Today Gentoo released a live-cd with a gentoo-installer on it. They also posted some nice screenshots.
Gentoo Linux is a linux redistribution that features its home-made package manager Portage. This package manager makes Gentoo special. There are a lot of other package managers, but Portage is one of the only package managers that compiles each package on your computer, instead of installing precompiled binary’s.
Compiling everything yourself has got the advantage that you can tweak your package to your specific needs. This means you can have a nice customized system. But the key advantage is performance. Most binaries that package managers install are compiled for generic x86. That means that it can even run on your old 486. The issue is that a lot has changed since the 486. A few new instruction sets (MMX, SSE, etc), specifically designed to increase performance for common tasks, are present in almost every processor which aren’t used by generic x86 compiled binaries. And even more performance advantages1.

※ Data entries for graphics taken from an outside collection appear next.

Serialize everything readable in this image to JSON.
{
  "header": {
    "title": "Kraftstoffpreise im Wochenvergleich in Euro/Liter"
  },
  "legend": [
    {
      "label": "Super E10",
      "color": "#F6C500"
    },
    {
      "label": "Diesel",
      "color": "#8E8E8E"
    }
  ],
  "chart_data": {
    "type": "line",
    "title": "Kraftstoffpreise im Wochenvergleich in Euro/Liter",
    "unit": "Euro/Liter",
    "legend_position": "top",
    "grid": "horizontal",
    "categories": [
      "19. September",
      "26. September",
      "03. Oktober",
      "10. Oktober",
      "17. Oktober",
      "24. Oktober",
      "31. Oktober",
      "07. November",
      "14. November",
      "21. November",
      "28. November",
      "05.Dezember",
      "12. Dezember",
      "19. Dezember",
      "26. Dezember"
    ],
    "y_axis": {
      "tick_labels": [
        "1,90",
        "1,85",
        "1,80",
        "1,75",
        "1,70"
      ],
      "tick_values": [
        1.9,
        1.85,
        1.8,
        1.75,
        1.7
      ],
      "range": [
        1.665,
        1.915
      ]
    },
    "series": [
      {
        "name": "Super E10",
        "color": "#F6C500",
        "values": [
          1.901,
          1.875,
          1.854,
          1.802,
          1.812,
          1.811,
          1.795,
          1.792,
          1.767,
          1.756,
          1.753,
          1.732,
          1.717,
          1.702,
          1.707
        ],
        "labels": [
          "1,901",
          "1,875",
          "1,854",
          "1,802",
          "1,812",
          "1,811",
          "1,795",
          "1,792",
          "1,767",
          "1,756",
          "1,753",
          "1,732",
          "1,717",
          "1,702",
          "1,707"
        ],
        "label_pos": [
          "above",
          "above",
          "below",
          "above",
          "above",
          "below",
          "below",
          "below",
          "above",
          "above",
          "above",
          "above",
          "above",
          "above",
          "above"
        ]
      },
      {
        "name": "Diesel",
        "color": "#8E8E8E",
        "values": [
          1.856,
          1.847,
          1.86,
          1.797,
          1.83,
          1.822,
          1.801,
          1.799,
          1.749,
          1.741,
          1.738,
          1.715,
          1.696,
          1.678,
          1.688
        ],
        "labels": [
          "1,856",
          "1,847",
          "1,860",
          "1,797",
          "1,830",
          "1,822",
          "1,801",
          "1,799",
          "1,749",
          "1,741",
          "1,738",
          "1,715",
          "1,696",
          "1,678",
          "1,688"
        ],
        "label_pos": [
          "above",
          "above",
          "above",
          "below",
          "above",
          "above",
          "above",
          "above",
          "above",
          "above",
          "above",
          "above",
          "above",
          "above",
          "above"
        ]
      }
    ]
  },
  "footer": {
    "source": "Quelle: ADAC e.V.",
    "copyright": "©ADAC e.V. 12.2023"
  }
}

For this reason some people already did this (see Linux From Scratch). The problem is that it takes a lot of time to configure, build, install and trouble shoot at least 200 packages. If you take into account that your average server and desktop have at least 15 updated packages per week you are looking at a huge amount of dedication and time required to keep your own Linux From Scratch up to date.
This is where Gentoo and Portage comes in. If you want apache, you simply type emerge apache
. If you want to update everything, you simply type emerge -u world
. Portage checks which packages are required, it downloads them, it patches them, compiles them and installs them for you.
But wait? Maybe I don’t want ssl build into apache. How do I do that? Fairly simple actually. Portage has got a system called use-flags. There is a useflag called ssl
. You can put ~ssl
in the USE
entry in /etc/make.conf
to tell to portage that you don’t want ssl on any package. Or you could put net-www/apache ~ssl
in /etc/portage/package.use
, which tells that you want ssl to be disabled for apache.
Off course Portage isn’t perfect, and you will have some trouble once in a while, but it’s better than the headaches caused by LFS and the reward is similar2.
— A happy Gentoo user.
1When compiling for generic x86 a lot of memory is aligned which causes a lot of overhead for processors that don’t really care a lot about alignment. Not only are there these nice new instruction sets, but each processor has got specific differences in the implementation of the instruction. On some processors instruction X may be faster than instruction Y. Also some processor information in tight loops can be useful. On one processor the loop may fit in L1-cache, on others it wouldn’t.
2You can offcourse do more with LFS. But usually it isn’t that important, and if it were it would be better to add it into Portage yourself than to switch to LFS for that reason.